Home sales in the Greater Toronto Area in July were up year-over-year. According to the Toronto Regional Real Estate Board (TRREB) there was more choice for buyers, with annual growth in new listings outstripping that of sales.
“We may be starting to see a positive impact from the two Bank of Canada rate cuts announced in June and July,” suggested TRREB President Jennifer Pearce. “Additionally, the cost of borrowing is anticipated to decline further in the coming months. Expect sales to accelerate as buyers benefit from lower monthly mortgage payments.”

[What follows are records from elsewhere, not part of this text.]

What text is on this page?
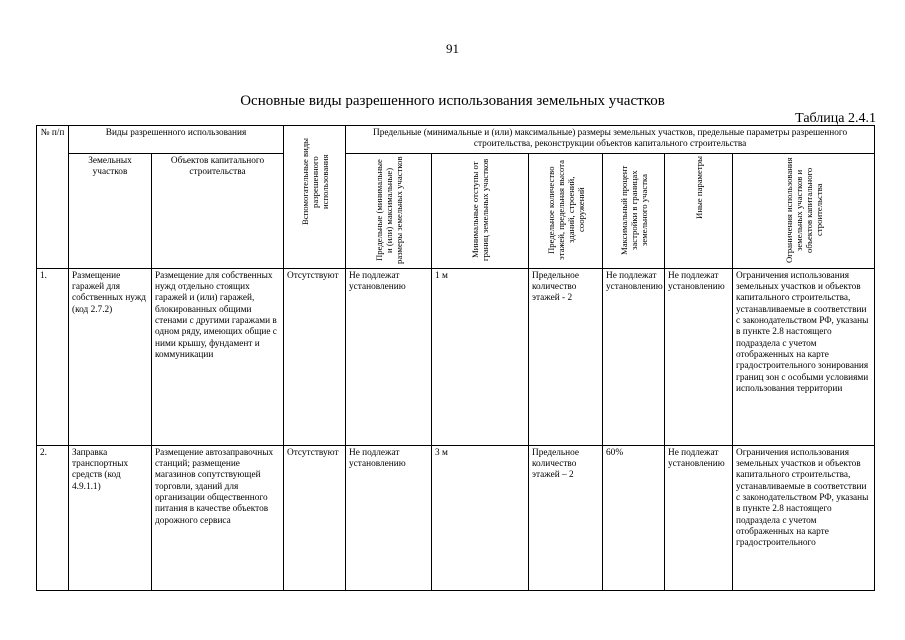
91
Основные виды разрешенного использования земельных участков
Таблица 2.4.1
№ п/п	Виды разрешенного использования		Вспомогательные виды разрешенного использования	Предельные (минимальные и (или) максимальные) размеры земельных участков, предельные параметры разрешенного строительства, реконструкции объектов капитального строительства					
	Земельных участков	Объектов капитального строительства		Предельные (минимальные и (или) максимальные) размеры земельных участков	Минимальные отступы от границ земельных участков	Предельное количество этажей, предельная высота зданий, строений, сооружений	Максимальный процент застройки в границах земельного участка	Иные параметры	Ограничения использования земельных участков и объектов капитального строительства

1.	Размещение гаражей для собственных нужд (код 2.7.2)	Размещение для собственных нужд отдельно стоящих гаражей и (или) гаражей, блокированных общими стенами с другими гаражами в одном ряду, имеющих общие с ними крышу, фундамент и коммуникации	Отсутствуют	Не подлежат установлению	1 м	Предельное количество этажей - 2	Не подлежат установлению	Не подлежат установлению	Ограничения использования земельных участков и объектов капитального строительства, устанавливаемые в соответствии с законодательством РФ, указаны в пункте 2.8 настоящего подраздела с учетом отображенных на карте градостроительного зонирования границ зон с особыми условиями использования территории
2.	Заправка транспортных средств (код 4.9.1.1)	Размещение автозаправочных станций; размещение магазинов сопутствующей торговли, зданий для организации общественного питания в качестве объектов дорожного сервиса	Отсутствуют	Не подлежат установлению	3 м	Предельное количество этажей – 2	60%	Не подлежат установлению	Ограничения использования земельных участков и объектов капитального строительства, устанавливаемые в соответствии с законодательством РФ, указаны в пункте 2.8 настоящего подраздела с учетом отображенных на карте градостроительного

Realtors reported 5,391 home sales last month—a 3.3 per cent increase compared to 5,220 sales reported in July 2023. New listings amounted to 16,296 – up by 18.5 per cent year-over-year. On a seasonally adjusted basis, July sales and new listings edged lower compared to June.
The average selling price of $1,106,617 was down by 0.9 per cent from last July when it was $1,116,950.
“As more buyers take advantage of more affordable mortgage payments in the months ahead, they will benefit from the substantial build-up in inventory,” said TRREB Chief Market Analyst Jason Mercer. “This will initially keep home prices relatively flat. However, as inventory is absorbed, market conditions will tighten in the absence of a large-scale increase in home completions, ultimately leading to a resumption of price growth.”